Pesan Rahbar

Home » » Persahabatan

Persahabatan

Written By Unknown on Sunday 9 October 2016 | 23:35:00


Oleh: Tim Akhlak

Dalam masyarakat, manusia secara alami menjalin hubungan pertemanan dan persahabatan dengan sesamanya. Ia berhubungan sosial dengan mereka, berteman dan bersahabat serta bertukar pikiran dalam materi dan ruhani. Manusia dalam menyelesaikan masalah dan kesulitan yang dihadapi berembuk dengan mereka, bermusyawarah dan bertukar pikiran. Juga, mereka saling menolong ketika membutuhkan bantuan.

Islam mempunyai pandangan tentang persahabatan dan memilih teman, dan menjelaskannya kepada orang-orang mukmin. Imam Ali as. berkata, “Sesiapa yang tidak mempunyai teman, maka ia tidak memiliki simpanan.” (al-Bihâr, juz 5, h.363).

Beliau juga berkata, “Teman adalah kerabat yang paling dekat.” (al-Ghurar, juz 1, h.177).

Imam dalam hadis lain bersabda, “Teman adalah satu nyawa bagi jasad-jasad yang bermacam-macam.” (al-Ghurar, juz 2, h.123).

Yang harus diperhatikan di sini ialah bahwa tidak semua persahabatan diperkenankan oleh Islam. Ketika seorang teman itu sangat dekat melebihi kerabat, biasanya ia mempunyai banyak pengaruh bagi seseorang.
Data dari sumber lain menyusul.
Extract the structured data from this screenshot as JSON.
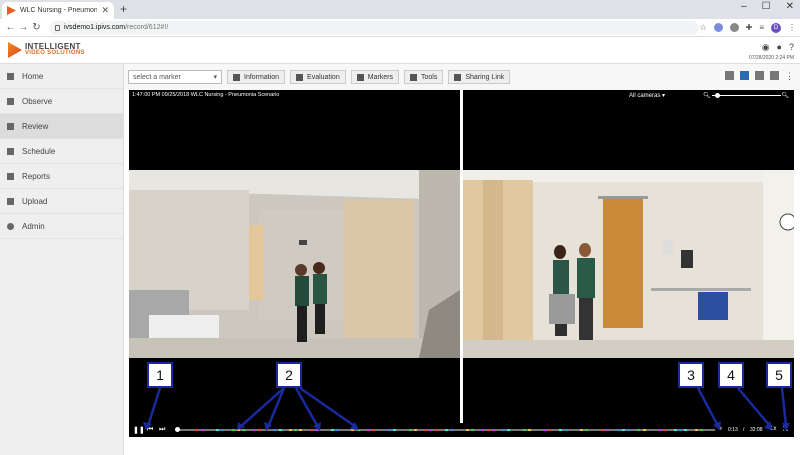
{
  "browser": {
    "tab_title": "WLC Nursing - Pneumonia S",
    "url_host": "ivsdemo1.ipivs.com",
    "url_path": "/record/612#!/",
    "profile_initial": "D"
  },
  "header": {
    "logo_line1": "INTELLIGENT",
    "logo_line2": "VIDEO SOLUTIONS",
    "datetime": "07/28/2020 2:24 PM"
  },
  "sidebar": {
    "items": [
      {
        "label": "Home",
        "icon": "home-icon",
        "active": false
      },
      {
        "label": "Observe",
        "icon": "camera-icon",
        "active": false
      },
      {
        "label": "Review",
        "icon": "film-icon",
        "active": true
      },
      {
        "label": "Schedule",
        "icon": "calendar-icon",
        "active": false
      },
      {
        "label": "Reports",
        "icon": "bar-chart-icon",
        "active": false
      },
      {
        "label": "Upload",
        "icon": "upload-icon",
        "active": false
      },
      {
        "label": "Admin",
        "icon": "gear-icon",
        "active": false
      }
    ]
  },
  "toolbar": {
    "marker_placeholder": "select a marker",
    "buttons": [
      {
        "label": "Information",
        "icon": "document-icon"
      },
      {
        "label": "Evaluation",
        "icon": "checkbox-icon"
      },
      {
        "label": "Markers",
        "icon": "bookmark-icon"
      },
      {
        "label": "Tools",
        "icon": "scissors-icon"
      },
      {
        "label": "Sharing Link",
        "icon": "link-icon"
      }
    ]
  },
  "player": {
    "timestamp": "1:47:00 PM 09/25/2018 WLC Nursing - Pneumonia Scenario",
    "camera_select": "All cameras",
    "current_time": "0:13",
    "total_time": "32:08",
    "speed": "1x",
    "timeline_position": 0.0,
    "marker_colors": [
      "#3ecf4a",
      "#e83b3b",
      "#3b8ee8",
      "#e8c23b",
      "#c23be8",
      "#3be8d9"
    ]
  },
  "callouts": [
    "1",
    "2",
    "3",
    "4",
    "5"
  ],
  "colors": {
    "accent": "#2d6ab6",
    "brand_orange": "#e36f1e",
    "callout_border": "#1a2a9e"
  }
}
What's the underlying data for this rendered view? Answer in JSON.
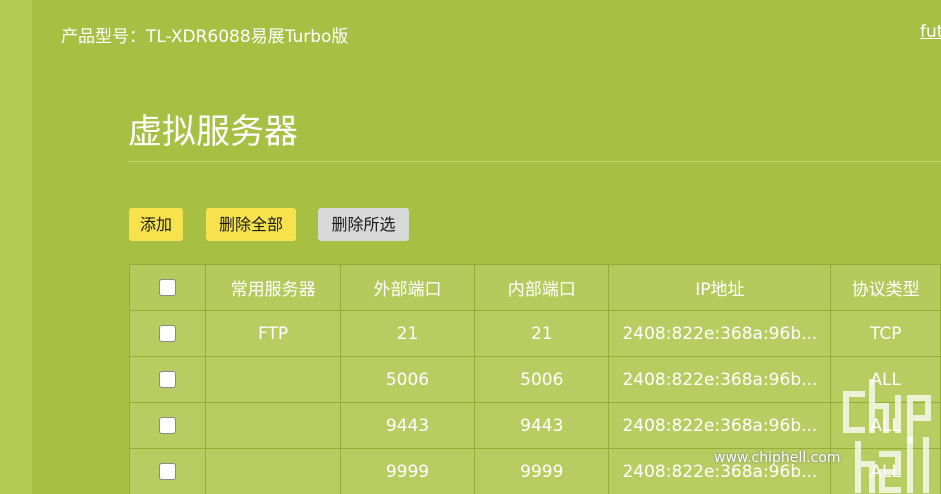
{
  "header": {
    "model_label": "产品型号：TL-XDR6088易展Turbo版",
    "user_link": "fut"
  },
  "page": {
    "title": "虚拟服务器"
  },
  "toolbar": {
    "add_label": "添加",
    "delete_all_label": "删除全部",
    "delete_selected_label": "删除所选"
  },
  "table": {
    "columns": [
      "常用服务器",
      "外部端口",
      "内部端口",
      "IP地址",
      "协议类型"
    ],
    "rows": [
      {
        "service": "FTP",
        "external_port": "21",
        "internal_port": "21",
        "ip": "2408:822e:368a:96b...",
        "protocol": "TCP"
      },
      {
        "service": "",
        "external_port": "5006",
        "internal_port": "5006",
        "ip": "2408:822e:368a:96b...",
        "protocol": "ALL"
      },
      {
        "service": "",
        "external_port": "9443",
        "internal_port": "9443",
        "ip": "2408:822e:368a:96b...",
        "protocol": "ALL"
      },
      {
        "service": "",
        "external_port": "9999",
        "internal_port": "9999",
        "ip": "2408:822e:368a:96b...",
        "protocol": "ALL"
      }
    ]
  },
  "watermark": {
    "url": "www.chiphell.com"
  }
}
Rasulullah saw. bersabda, “Jika seseorang ingin berteman dalam agama, maka lihatlah dengan siapa ia berteman.” (al-Bihâr, juz 72, bab 14, hadis ke-12).
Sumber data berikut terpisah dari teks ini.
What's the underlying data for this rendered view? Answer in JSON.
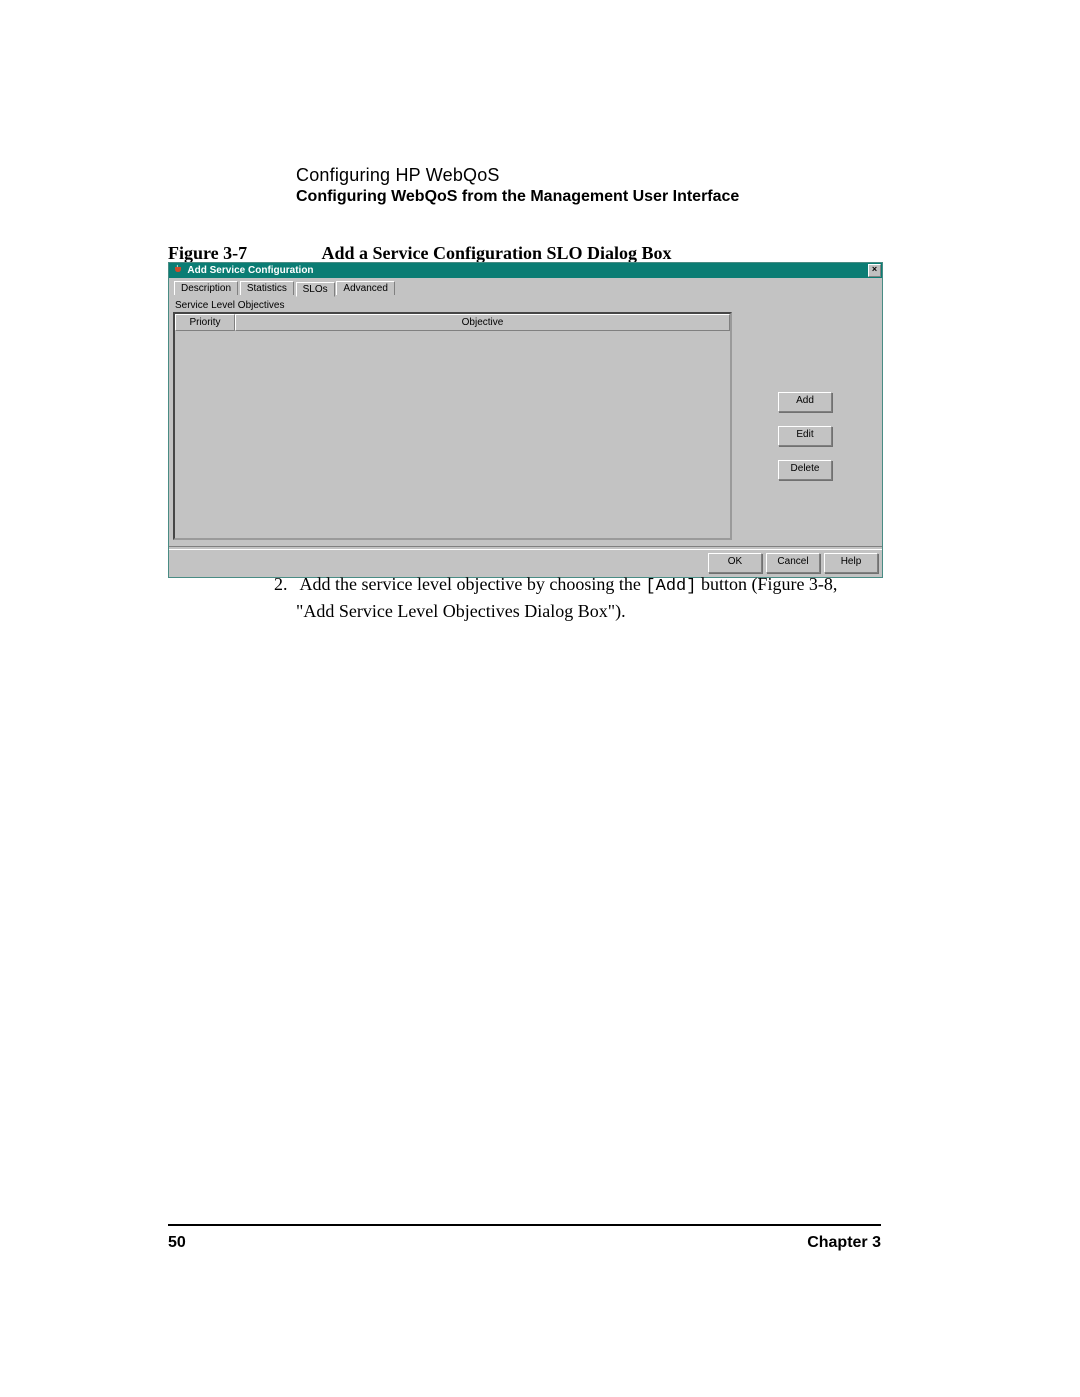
{
  "header": {
    "line1": "Configuring HP WebQoS",
    "line2": "Configuring WebQoS from the Management User Interface"
  },
  "figure": {
    "label": "Figure 3-7",
    "title": "Add a Service Configuration SLO Dialog Box"
  },
  "dialog": {
    "title": "Add Service Configuration",
    "tabs": [
      "Description",
      "Statistics",
      "SLOs",
      "Advanced"
    ],
    "active_tab_index": 2,
    "panel_label": "Service Level Objectives",
    "columns": {
      "priority": "Priority",
      "objective": "Objective"
    },
    "side_buttons": {
      "add": "Add",
      "edit": "Edit",
      "delete": "Delete"
    },
    "bottom_buttons": {
      "ok": "OK",
      "cancel": "Cancel",
      "help": "Help"
    },
    "close_glyph": "×"
  },
  "body": {
    "step_number": "2.",
    "text_before_mono": "Add the service level objective by choosing the ",
    "mono": "[Add]",
    "text_after_mono": " button (Figure 3-8, \"Add Service Level Objectives Dialog Box\")."
  },
  "footer": {
    "page_number": "50",
    "chapter": "Chapter 3"
  }
}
Nabi saw. pernah bersabda, “Kenalilah orang-orang melalui teman-teman mereka, karena setiap orang berteman dengan seseorang yang membuat dirinya merasa senang.” (al-Mustadrak, juz 8, bab 10, h.327, hadis riwayat 9568).

Imam Ali as. berkata, “setiap orang cenderung pada yang serupa dengannya.” (al-Ghurar, juz 4, h.532)
Imam juga berkata, “Orang-orang baik tidak bersahabat kecuali dengan orang yang sejalan dengan mereka, dan orang-orang buruk tidak suka (berteman) kecuali dengan orang yang serupa dengan mereka.” (al-Ghurar, juz 6, h.376).
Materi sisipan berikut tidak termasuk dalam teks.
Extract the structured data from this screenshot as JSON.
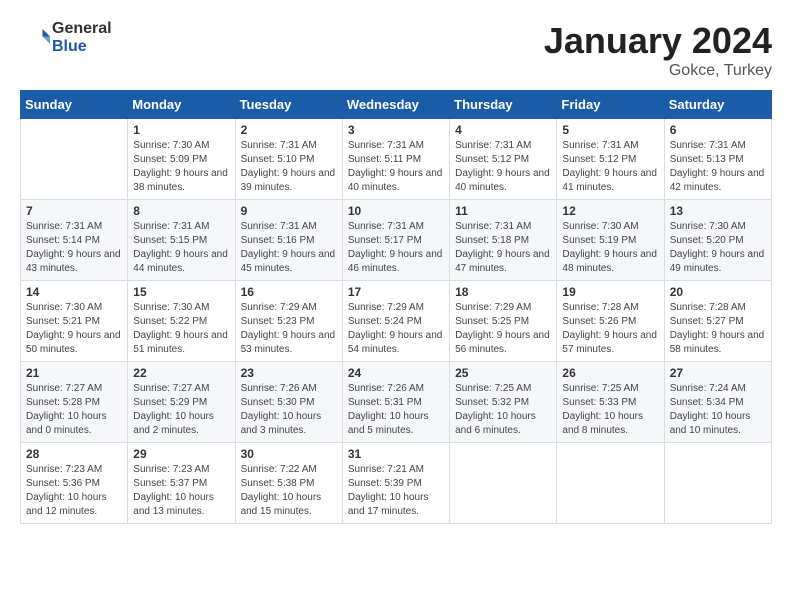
{
  "logo": {
    "general": "General",
    "blue": "Blue"
  },
  "header": {
    "month": "January 2024",
    "location": "Gokce, Turkey"
  },
  "weekdays": [
    "Sunday",
    "Monday",
    "Tuesday",
    "Wednesday",
    "Thursday",
    "Friday",
    "Saturday"
  ],
  "weeks": [
    [
      {
        "day": "",
        "sunrise": "",
        "sunset": "",
        "daylight": ""
      },
      {
        "day": "1",
        "sunrise": "Sunrise: 7:30 AM",
        "sunset": "Sunset: 5:09 PM",
        "daylight": "Daylight: 9 hours and 38 minutes."
      },
      {
        "day": "2",
        "sunrise": "Sunrise: 7:31 AM",
        "sunset": "Sunset: 5:10 PM",
        "daylight": "Daylight: 9 hours and 39 minutes."
      },
      {
        "day": "3",
        "sunrise": "Sunrise: 7:31 AM",
        "sunset": "Sunset: 5:11 PM",
        "daylight": "Daylight: 9 hours and 40 minutes."
      },
      {
        "day": "4",
        "sunrise": "Sunrise: 7:31 AM",
        "sunset": "Sunset: 5:12 PM",
        "daylight": "Daylight: 9 hours and 40 minutes."
      },
      {
        "day": "5",
        "sunrise": "Sunrise: 7:31 AM",
        "sunset": "Sunset: 5:12 PM",
        "daylight": "Daylight: 9 hours and 41 minutes."
      },
      {
        "day": "6",
        "sunrise": "Sunrise: 7:31 AM",
        "sunset": "Sunset: 5:13 PM",
        "daylight": "Daylight: 9 hours and 42 minutes."
      }
    ],
    [
      {
        "day": "7",
        "sunrise": "Sunrise: 7:31 AM",
        "sunset": "Sunset: 5:14 PM",
        "daylight": "Daylight: 9 hours and 43 minutes."
      },
      {
        "day": "8",
        "sunrise": "Sunrise: 7:31 AM",
        "sunset": "Sunset: 5:15 PM",
        "daylight": "Daylight: 9 hours and 44 minutes."
      },
      {
        "day": "9",
        "sunrise": "Sunrise: 7:31 AM",
        "sunset": "Sunset: 5:16 PM",
        "daylight": "Daylight: 9 hours and 45 minutes."
      },
      {
        "day": "10",
        "sunrise": "Sunrise: 7:31 AM",
        "sunset": "Sunset: 5:17 PM",
        "daylight": "Daylight: 9 hours and 46 minutes."
      },
      {
        "day": "11",
        "sunrise": "Sunrise: 7:31 AM",
        "sunset": "Sunset: 5:18 PM",
        "daylight": "Daylight: 9 hours and 47 minutes."
      },
      {
        "day": "12",
        "sunrise": "Sunrise: 7:30 AM",
        "sunset": "Sunset: 5:19 PM",
        "daylight": "Daylight: 9 hours and 48 minutes."
      },
      {
        "day": "13",
        "sunrise": "Sunrise: 7:30 AM",
        "sunset": "Sunset: 5:20 PM",
        "daylight": "Daylight: 9 hours and 49 minutes."
      }
    ],
    [
      {
        "day": "14",
        "sunrise": "Sunrise: 7:30 AM",
        "sunset": "Sunset: 5:21 PM",
        "daylight": "Daylight: 9 hours and 50 minutes."
      },
      {
        "day": "15",
        "sunrise": "Sunrise: 7:30 AM",
        "sunset": "Sunset: 5:22 PM",
        "daylight": "Daylight: 9 hours and 51 minutes."
      },
      {
        "day": "16",
        "sunrise": "Sunrise: 7:29 AM",
        "sunset": "Sunset: 5:23 PM",
        "daylight": "Daylight: 9 hours and 53 minutes."
      },
      {
        "day": "17",
        "sunrise": "Sunrise: 7:29 AM",
        "sunset": "Sunset: 5:24 PM",
        "daylight": "Daylight: 9 hours and 54 minutes."
      },
      {
        "day": "18",
        "sunrise": "Sunrise: 7:29 AM",
        "sunset": "Sunset: 5:25 PM",
        "daylight": "Daylight: 9 hours and 56 minutes."
      },
      {
        "day": "19",
        "sunrise": "Sunrise: 7:28 AM",
        "sunset": "Sunset: 5:26 PM",
        "daylight": "Daylight: 9 hours and 57 minutes."
      },
      {
        "day": "20",
        "sunrise": "Sunrise: 7:28 AM",
        "sunset": "Sunset: 5:27 PM",
        "daylight": "Daylight: 9 hours and 58 minutes."
      }
    ],
    [
      {
        "day": "21",
        "sunrise": "Sunrise: 7:27 AM",
        "sunset": "Sunset: 5:28 PM",
        "daylight": "Daylight: 10 hours and 0 minutes."
      },
      {
        "day": "22",
        "sunrise": "Sunrise: 7:27 AM",
        "sunset": "Sunset: 5:29 PM",
        "daylight": "Daylight: 10 hours and 2 minutes."
      },
      {
        "day": "23",
        "sunrise": "Sunrise: 7:26 AM",
        "sunset": "Sunset: 5:30 PM",
        "daylight": "Daylight: 10 hours and 3 minutes."
      },
      {
        "day": "24",
        "sunrise": "Sunrise: 7:26 AM",
        "sunset": "Sunset: 5:31 PM",
        "daylight": "Daylight: 10 hours and 5 minutes."
      },
      {
        "day": "25",
        "sunrise": "Sunrise: 7:25 AM",
        "sunset": "Sunset: 5:32 PM",
        "daylight": "Daylight: 10 hours and 6 minutes."
      },
      {
        "day": "26",
        "sunrise": "Sunrise: 7:25 AM",
        "sunset": "Sunset: 5:33 PM",
        "daylight": "Daylight: 10 hours and 8 minutes."
      },
      {
        "day": "27",
        "sunrise": "Sunrise: 7:24 AM",
        "sunset": "Sunset: 5:34 PM",
        "daylight": "Daylight: 10 hours and 10 minutes."
      }
    ],
    [
      {
        "day": "28",
        "sunrise": "Sunrise: 7:23 AM",
        "sunset": "Sunset: 5:36 PM",
        "daylight": "Daylight: 10 hours and 12 minutes."
      },
      {
        "day": "29",
        "sunrise": "Sunrise: 7:23 AM",
        "sunset": "Sunset: 5:37 PM",
        "daylight": "Daylight: 10 hours and 13 minutes."
      },
      {
        "day": "30",
        "sunrise": "Sunrise: 7:22 AM",
        "sunset": "Sunset: 5:38 PM",
        "daylight": "Daylight: 10 hours and 15 minutes."
      },
      {
        "day": "31",
        "sunrise": "Sunrise: 7:21 AM",
        "sunset": "Sunset: 5:39 PM",
        "daylight": "Daylight: 10 hours and 17 minutes."
      },
      {
        "day": "",
        "sunrise": "",
        "sunset": "",
        "daylight": ""
      },
      {
        "day": "",
        "sunrise": "",
        "sunset": "",
        "daylight": ""
      },
      {
        "day": "",
        "sunrise": "",
        "sunset": "",
        "daylight": ""
      }
    ]
  ]
}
Dapat kita simpulkan dari keterangan hadis-hadis di atas bahwa memilih teman dan sahabat harus teliti dan mempunyai kriteria-kriteria khusus. Pada pelajaran ini dengan melihat uraian ayat-ayat Al-Quran dan hadis-hadis, akan kami paparkan dengan jelas tentang kriteria terpenting bagi seorang teman dan sahabat. Akan kami terangkan pula di pelajaran berikutnya tentang orang-orang yang tidak layak dijadikan teman—menurut Al-Quran dan hadis— dan berteman dengan mereka harus dihindari jauh-jauh.

1. Dua ayat di bawah ini mengajak kita agar bergaul dan berteman dengan orang-orang yang siang dan malamnya selalu ingat kepada Allah dan selalu mencari keridhaan-Nya.
Firman Allah, “Dan janganlah kamu mengusir orang-orang yang menyeru Tuhannya di pagi hari dan petang, sedang mereka menghendaki keridhaan-Nya.” (QS al-An’âm:52).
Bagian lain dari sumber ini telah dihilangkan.